返信するときに生成されるメッセージの "In-Reply-To:" フィールドと "References:" フィールドは次のように構築される。
"In-Reply-To:" フィールドには返信するメッセージ(親メッセージ)の "Message-ID:" フィールドの内容が含まれる。親メッセージが複数であれば "In-Reply-To:" フィールドには全ての親の "Message-ID:" フィールドの内容が含まれる。親メッセージに "Message-ID:" フィールドがなければ、新規メッセージには "In-Reply-To:" フィールドは付かない。
"References:" フィールドには(もしあれば)親メッセージの "References:" フィールドの内容と(もしあれば)親メッセージの "Message-ID:" フィールドの内容がその順序で含まれる。親メッセージに "References:" フィールドが含まれていなく、たった一つのメッセージ識別子を含む "In-Reply-To:" フィールドがあれば、"References:" には親の "In-Reply-To:" フィールドの内容と(もしあれば)親の "Message-ID:" フィールドの内容がその順序で含まれる。親に "References:", "In-Reply-To:", "Message-ID:" がなければ、新規メッセージには "References:" フィールドは付かない。
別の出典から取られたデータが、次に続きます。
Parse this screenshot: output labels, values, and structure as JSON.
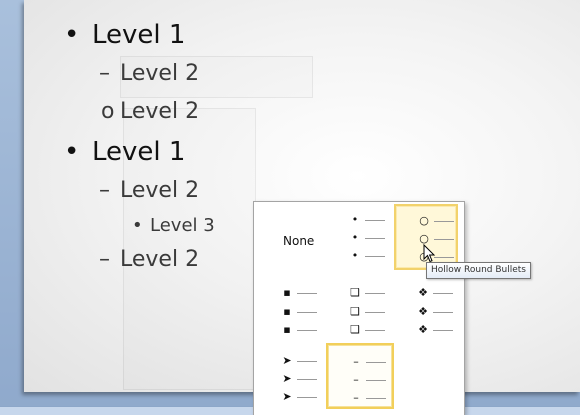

注釈:「議論のスレッド」を表示するために "References:" フィールドを解析する実装がある。この実装は各新規メッセージが一つだけの親に対する返事であり、それゆえにそこに並べられる各メッセージの親を見つけるために "References:" フィールドを遡ることができると思い込んでいる。そのため、複数の親を持つ返事への "References:" フィールドを作る試みが妨げられる。
RFC 2822 が公開された現在では RFC 822 は obsolete であるため、極力 RFC 2822 の文法に従うべきである。とはいっても、いきなり新しい RFC に合わせろというのは無理な話ではある。ただし、それぞれの文法を見てもらえばわかるが、RFC 2822 で生成した "In-Reply-To", "References" は RFC 822 には違反していない。ということは返信時には RFC 2822 に従ってメッセージを生成すればよい。逆に受け取ったメッセージはできるだけ RFC 822 の形式にも対応できるようにすればよい。次第に各 MUA が RFC 2822 の方法へ移行できれば相互運用性が高まっていくであろう。
ただし、"References" における msg-id の個数には様々な議論がある。RFC 2822 では過去に付いていたものを次々と追加していく仕様なので、過去に参照した msg-id がすべて付くようになる。しかし、スレッドが長く続くと、"References" が非常に膨らみよくないという意見もある。すべての msg-id を付けるか、msg-id の個数を制限するかは実装者の判断に委ねることになる(使用者の判断にまかせる実装もある)。